DEFENCE Minister Nosiviwe Mapisa-Nqakula will this week commemorate Krotoa‚ the Khoi woman who in the 1650s was instrumental in negotiating a truce between warring Dutch-Khoikhoi groups‚ by unveiling a monument in her honour in Cape Town.

The event on Friday at the Castle of Good Hope was to promote national reconciliation and nation-building during women’s month‚ the South African National Defence Force said in a statement.

Krotoa worked as a servant in the household of Dutch leader Jan Van Riebeeck from the age of 10, and is credited with reaching an accord that ended the first Dutch-Khoikhoi war.

Krotoa knew several languages and established herself as a reliable interpreter between the Dutch and the Khoi tribes.

"Having foreseen the inevitability of change‚ following the arrival and settling of the Dutch in the Cape of Good Hope in 1652‚ Krotoa acted as facilitator between the Dutch and the Khoi‚ resulting in her being ostracised by the Khoi people.

"Also known as Eva‚ following her being baptised as a Christian‚ Krotoa was married off to a Danish surgeon called Pieter van Meerhof‚ in what was the first recorded official mixed race marriage in SA‚ and had several children with him."

When Van Meerhof was killed in a slave hunt in Madagascar‚ Krotoa’s status in the Dutch colony declined.
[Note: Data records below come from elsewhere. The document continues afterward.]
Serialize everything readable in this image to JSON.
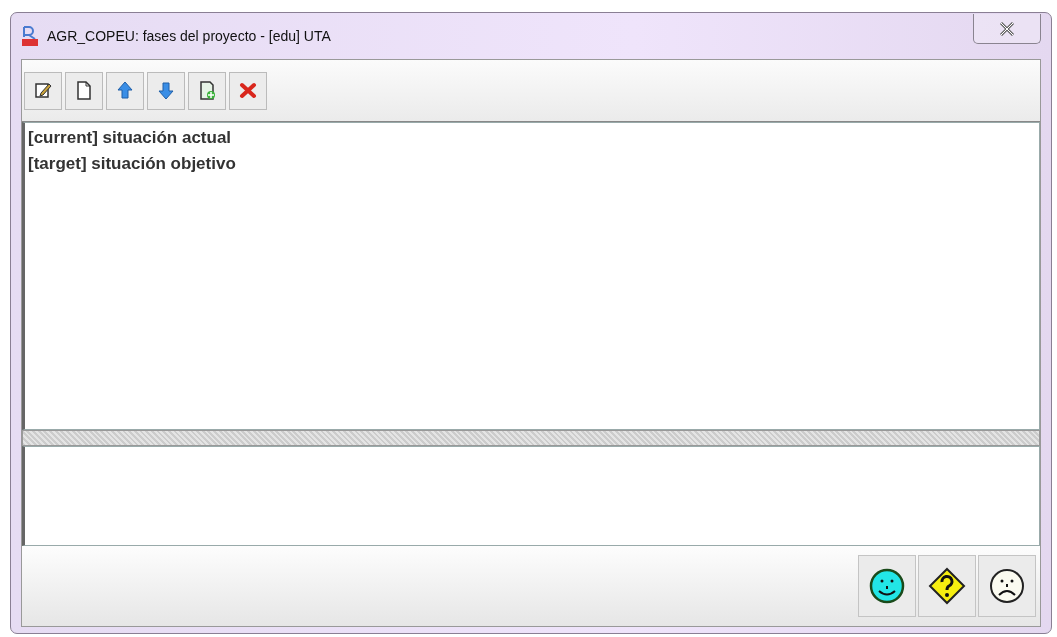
{
  "window": {
    "title": "AGR_COPEU: fases del proyecto - [edu] UTA"
  },
  "toolbar": [
    {
      "kind": "edit"
    },
    {
      "kind": "new"
    },
    {
      "kind": "up"
    },
    {
      "kind": "down"
    },
    {
      "kind": "import"
    },
    {
      "kind": "delete"
    }
  ],
  "list": {
    "items": [
      {
        "text": "[current] situación actual",
        "selected": false
      },
      {
        "text": "[target] situación objetivo",
        "selected": false
      }
    ]
  },
  "feedback_buttons": [
    {
      "kind": "happy"
    },
    {
      "kind": "help"
    },
    {
      "kind": "sad"
    }
  ]
}
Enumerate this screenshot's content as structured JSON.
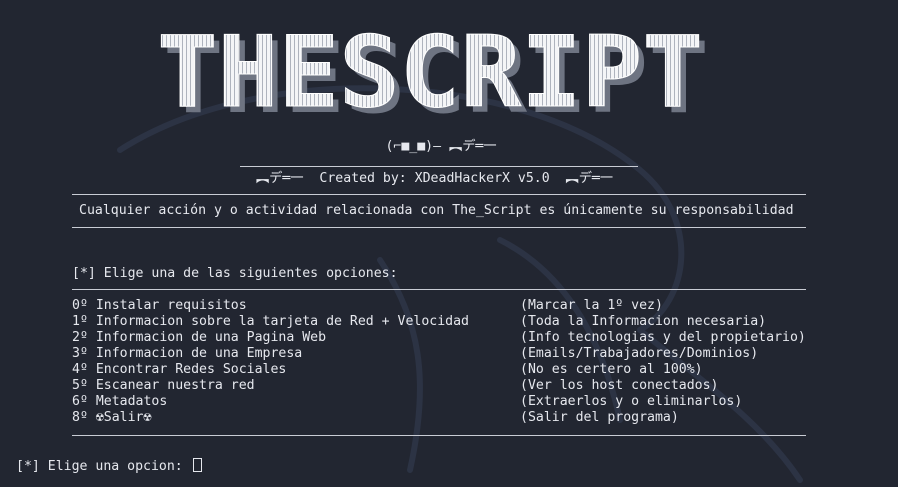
{
  "colors": {
    "background": "#222631",
    "text": "#e6e8ee",
    "logo_fill": "#f4f5f7",
    "logo_shadow": "#8d93a0"
  },
  "banner": {
    "logo_text": "THESCRIPT",
    "face": "(⌐■_■)– ︻デ═一",
    "credit_left_gun": "︻デ═一",
    "credit": "Created by: XDeadHackerX v5.0",
    "credit_right_gun": "︻デ═一"
  },
  "disclaimer": "Cualquier acción y o actividad relacionada con The_Script es únicamente su responsabilidad",
  "menu": {
    "heading": "[*] Elige una de las siguientes opciones:",
    "options": [
      {
        "label": "0º Instalar requisitos",
        "desc": "(Marcar la 1º vez)"
      },
      {
        "label": "1º Informacion sobre la tarjeta de Red + Velocidad",
        "desc": "(Toda la Informacion necesaria)"
      },
      {
        "label": "2º Informacion de una Pagina Web",
        "desc": "(Info tecnologias y del propietario)"
      },
      {
        "label": "3º Informacion de una Empresa",
        "desc": "(Emails/Trabajadores/Dominios)"
      },
      {
        "label": "4º Encontrar Redes Sociales",
        "desc": "(No es certero al 100%)"
      },
      {
        "label": "5º Escanear nuestra red",
        "desc": "(Ver los host conectados)"
      },
      {
        "label": "6º Metadatos",
        "desc": "(Extraerlos y o eliminarlos)"
      },
      {
        "label": "8º ☢Salir☢",
        "desc": "(Salir del programa)"
      }
    ]
  },
  "prompt": "[*] Elige una opcion: "
}
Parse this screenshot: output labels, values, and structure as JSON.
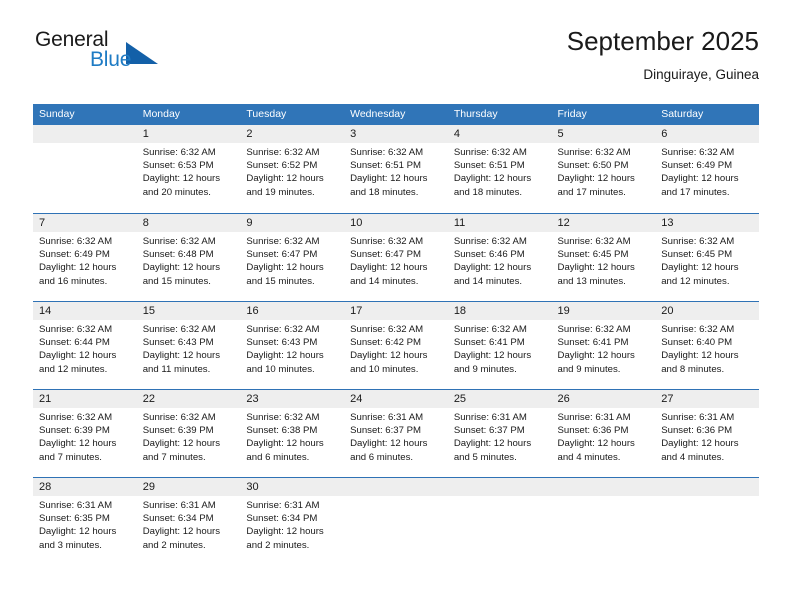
{
  "brand": {
    "name_part1": "General",
    "name_part2": "Blue",
    "accent_color": "#1e7bc4",
    "logo_triangle_color": "#1360a8"
  },
  "header": {
    "title": "September 2025",
    "subtitle": "Dinguiraye, Guinea"
  },
  "theme": {
    "header_row_color": "#3075b8",
    "day_number_band_color": "#eeeeee",
    "week_separator_color": "#2f72b5"
  },
  "weekday_headers": [
    "Sunday",
    "Monday",
    "Tuesday",
    "Wednesday",
    "Thursday",
    "Friday",
    "Saturday"
  ],
  "labels": {
    "sunrise_prefix": "Sunrise:",
    "sunset_prefix": "Sunset:",
    "daylight_prefix": "Daylight:"
  },
  "weeks": [
    [
      {
        "day": "",
        "sunrise": "",
        "sunset": "",
        "daylight": ""
      },
      {
        "day": "1",
        "sunrise": "Sunrise: 6:32 AM",
        "sunset": "Sunset: 6:53 PM",
        "daylight": "Daylight: 12 hours and 20 minutes."
      },
      {
        "day": "2",
        "sunrise": "Sunrise: 6:32 AM",
        "sunset": "Sunset: 6:52 PM",
        "daylight": "Daylight: 12 hours and 19 minutes."
      },
      {
        "day": "3",
        "sunrise": "Sunrise: 6:32 AM",
        "sunset": "Sunset: 6:51 PM",
        "daylight": "Daylight: 12 hours and 18 minutes."
      },
      {
        "day": "4",
        "sunrise": "Sunrise: 6:32 AM",
        "sunset": "Sunset: 6:51 PM",
        "daylight": "Daylight: 12 hours and 18 minutes."
      },
      {
        "day": "5",
        "sunrise": "Sunrise: 6:32 AM",
        "sunset": "Sunset: 6:50 PM",
        "daylight": "Daylight: 12 hours and 17 minutes."
      },
      {
        "day": "6",
        "sunrise": "Sunrise: 6:32 AM",
        "sunset": "Sunset: 6:49 PM",
        "daylight": "Daylight: 12 hours and 17 minutes."
      }
    ],
    [
      {
        "day": "7",
        "sunrise": "Sunrise: 6:32 AM",
        "sunset": "Sunset: 6:49 PM",
        "daylight": "Daylight: 12 hours and 16 minutes."
      },
      {
        "day": "8",
        "sunrise": "Sunrise: 6:32 AM",
        "sunset": "Sunset: 6:48 PM",
        "daylight": "Daylight: 12 hours and 15 minutes."
      },
      {
        "day": "9",
        "sunrise": "Sunrise: 6:32 AM",
        "sunset": "Sunset: 6:47 PM",
        "daylight": "Daylight: 12 hours and 15 minutes."
      },
      {
        "day": "10",
        "sunrise": "Sunrise: 6:32 AM",
        "sunset": "Sunset: 6:47 PM",
        "daylight": "Daylight: 12 hours and 14 minutes."
      },
      {
        "day": "11",
        "sunrise": "Sunrise: 6:32 AM",
        "sunset": "Sunset: 6:46 PM",
        "daylight": "Daylight: 12 hours and 14 minutes."
      },
      {
        "day": "12",
        "sunrise": "Sunrise: 6:32 AM",
        "sunset": "Sunset: 6:45 PM",
        "daylight": "Daylight: 12 hours and 13 minutes."
      },
      {
        "day": "13",
        "sunrise": "Sunrise: 6:32 AM",
        "sunset": "Sunset: 6:45 PM",
        "daylight": "Daylight: 12 hours and 12 minutes."
      }
    ],
    [
      {
        "day": "14",
        "sunrise": "Sunrise: 6:32 AM",
        "sunset": "Sunset: 6:44 PM",
        "daylight": "Daylight: 12 hours and 12 minutes."
      },
      {
        "day": "15",
        "sunrise": "Sunrise: 6:32 AM",
        "sunset": "Sunset: 6:43 PM",
        "daylight": "Daylight: 12 hours and 11 minutes."
      },
      {
        "day": "16",
        "sunrise": "Sunrise: 6:32 AM",
        "sunset": "Sunset: 6:43 PM",
        "daylight": "Daylight: 12 hours and 10 minutes."
      },
      {
        "day": "17",
        "sunrise": "Sunrise: 6:32 AM",
        "sunset": "Sunset: 6:42 PM",
        "daylight": "Daylight: 12 hours and 10 minutes."
      },
      {
        "day": "18",
        "sunrise": "Sunrise: 6:32 AM",
        "sunset": "Sunset: 6:41 PM",
        "daylight": "Daylight: 12 hours and 9 minutes."
      },
      {
        "day": "19",
        "sunrise": "Sunrise: 6:32 AM",
        "sunset": "Sunset: 6:41 PM",
        "daylight": "Daylight: 12 hours and 9 minutes."
      },
      {
        "day": "20",
        "sunrise": "Sunrise: 6:32 AM",
        "sunset": "Sunset: 6:40 PM",
        "daylight": "Daylight: 12 hours and 8 minutes."
      }
    ],
    [
      {
        "day": "21",
        "sunrise": "Sunrise: 6:32 AM",
        "sunset": "Sunset: 6:39 PM",
        "daylight": "Daylight: 12 hours and 7 minutes."
      },
      {
        "day": "22",
        "sunrise": "Sunrise: 6:32 AM",
        "sunset": "Sunset: 6:39 PM",
        "daylight": "Daylight: 12 hours and 7 minutes."
      },
      {
        "day": "23",
        "sunrise": "Sunrise: 6:32 AM",
        "sunset": "Sunset: 6:38 PM",
        "daylight": "Daylight: 12 hours and 6 minutes."
      },
      {
        "day": "24",
        "sunrise": "Sunrise: 6:31 AM",
        "sunset": "Sunset: 6:37 PM",
        "daylight": "Daylight: 12 hours and 6 minutes."
      },
      {
        "day": "25",
        "sunrise": "Sunrise: 6:31 AM",
        "sunset": "Sunset: 6:37 PM",
        "daylight": "Daylight: 12 hours and 5 minutes."
      },
      {
        "day": "26",
        "sunrise": "Sunrise: 6:31 AM",
        "sunset": "Sunset: 6:36 PM",
        "daylight": "Daylight: 12 hours and 4 minutes."
      },
      {
        "day": "27",
        "sunrise": "Sunrise: 6:31 AM",
        "sunset": "Sunset: 6:36 PM",
        "daylight": "Daylight: 12 hours and 4 minutes."
      }
    ],
    [
      {
        "day": "28",
        "sunrise": "Sunrise: 6:31 AM",
        "sunset": "Sunset: 6:35 PM",
        "daylight": "Daylight: 12 hours and 3 minutes."
      },
      {
        "day": "29",
        "sunrise": "Sunrise: 6:31 AM",
        "sunset": "Sunset: 6:34 PM",
        "daylight": "Daylight: 12 hours and 2 minutes."
      },
      {
        "day": "30",
        "sunrise": "Sunrise: 6:31 AM",
        "sunset": "Sunset: 6:34 PM",
        "daylight": "Daylight: 12 hours and 2 minutes."
      },
      {
        "day": "",
        "sunrise": "",
        "sunset": "",
        "daylight": ""
      },
      {
        "day": "",
        "sunrise": "",
        "sunset": "",
        "daylight": ""
      },
      {
        "day": "",
        "sunrise": "",
        "sunset": "",
        "daylight": ""
      },
      {
        "day": "",
        "sunrise": "",
        "sunset": "",
        "daylight": ""
      }
    ]
  ]
}
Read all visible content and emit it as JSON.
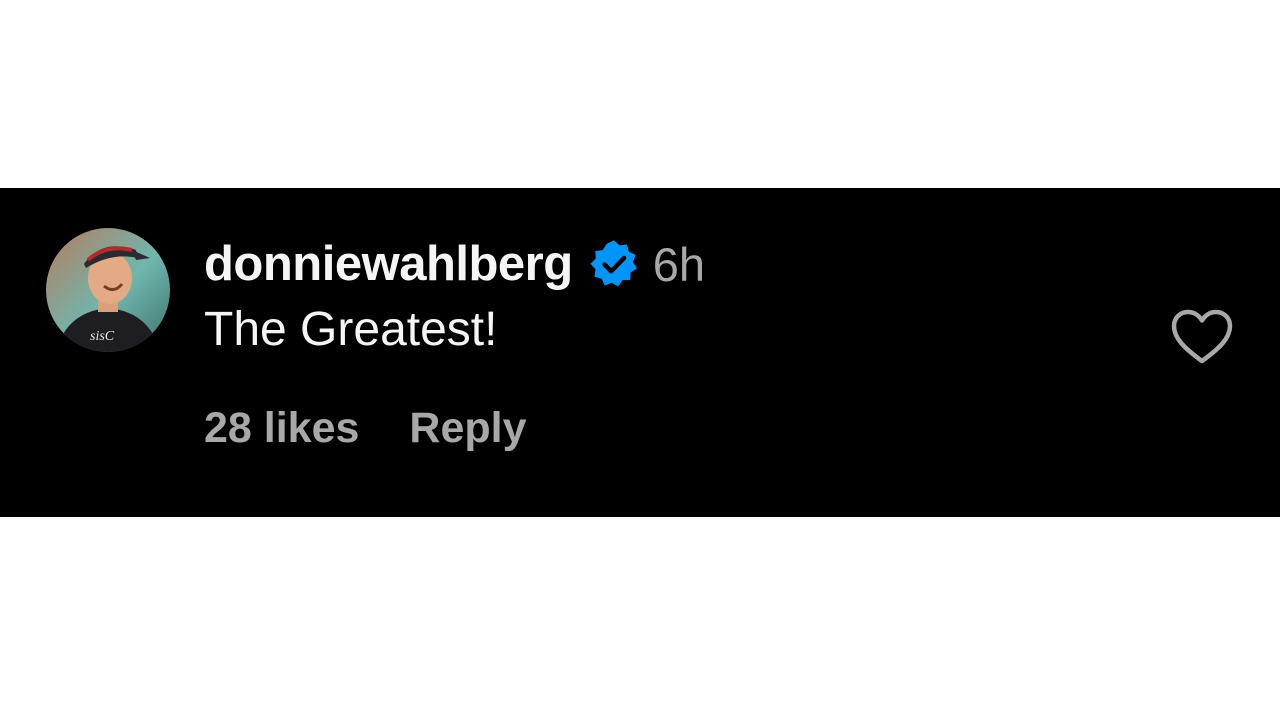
{
  "comment": {
    "avatar_icon": "profile-photo-avatar",
    "username": "donniewahlberg",
    "verified_icon": "verified-badge-icon",
    "verified_color": "#0095f6",
    "timestamp": "6h",
    "text": "The Greatest!",
    "likes_label": "28 likes",
    "reply_label": "Reply",
    "like_icon": "heart-outline-icon"
  },
  "colors": {
    "panel_background": "#000000",
    "page_background": "#ffffff",
    "primary_text": "#f5f5f5",
    "secondary_text": "#a8a8a8"
  }
}
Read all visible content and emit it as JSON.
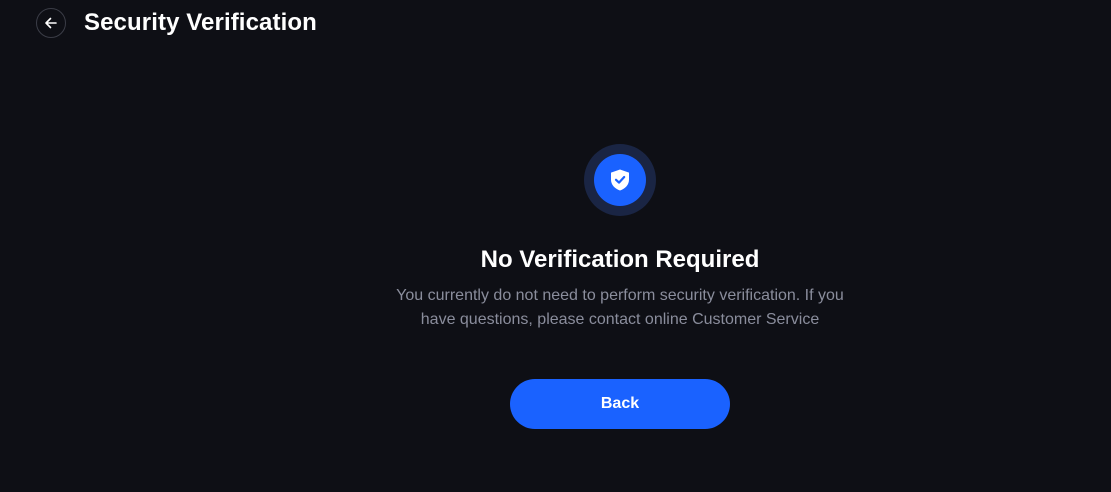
{
  "header": {
    "title": "Security Verification",
    "back_icon": "arrow-left-icon"
  },
  "status": {
    "icon": "shield-check-icon",
    "title": "No Verification Required",
    "description": "You currently do not need to perform security verification. If you have questions, please contact online Customer Service"
  },
  "actions": {
    "back_label": "Back"
  },
  "colors": {
    "background": "#0e0f15",
    "accent": "#1a62ff",
    "icon_ring": "#1a2544",
    "muted_text": "#8a8d9c"
  }
}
She was later banished to Robben Island and her children sent to Mauritius‚ only to return to SA after their mother’s passing.

Long depicted as a controversial figure caught between two competing worlds of the Dutch and the Khoi‚ Krotoa is also credited with being among the chief architects of the Afrikaans language‚ according to the statement.

Mapisa-Nqakula‚ as custodian of the Castle of Good Hope‚ which is under the Department of Defence‚ will lead a symbolic repatriation of the spirit of Krotoa from the burial grounds of Die Groote Kerk in Church Square‚ where her bones were interred in an unmarked grave after being removed from the grounds of the castle nearly a century after she was buried there.

Mapisa-Nqakula will be joined by representatives of the Khoi and various other traditional leaders, as well as the Military High Command During the Ceremony.

The ceremony takes place as the Castle of Good Hope marks 350 years of existence.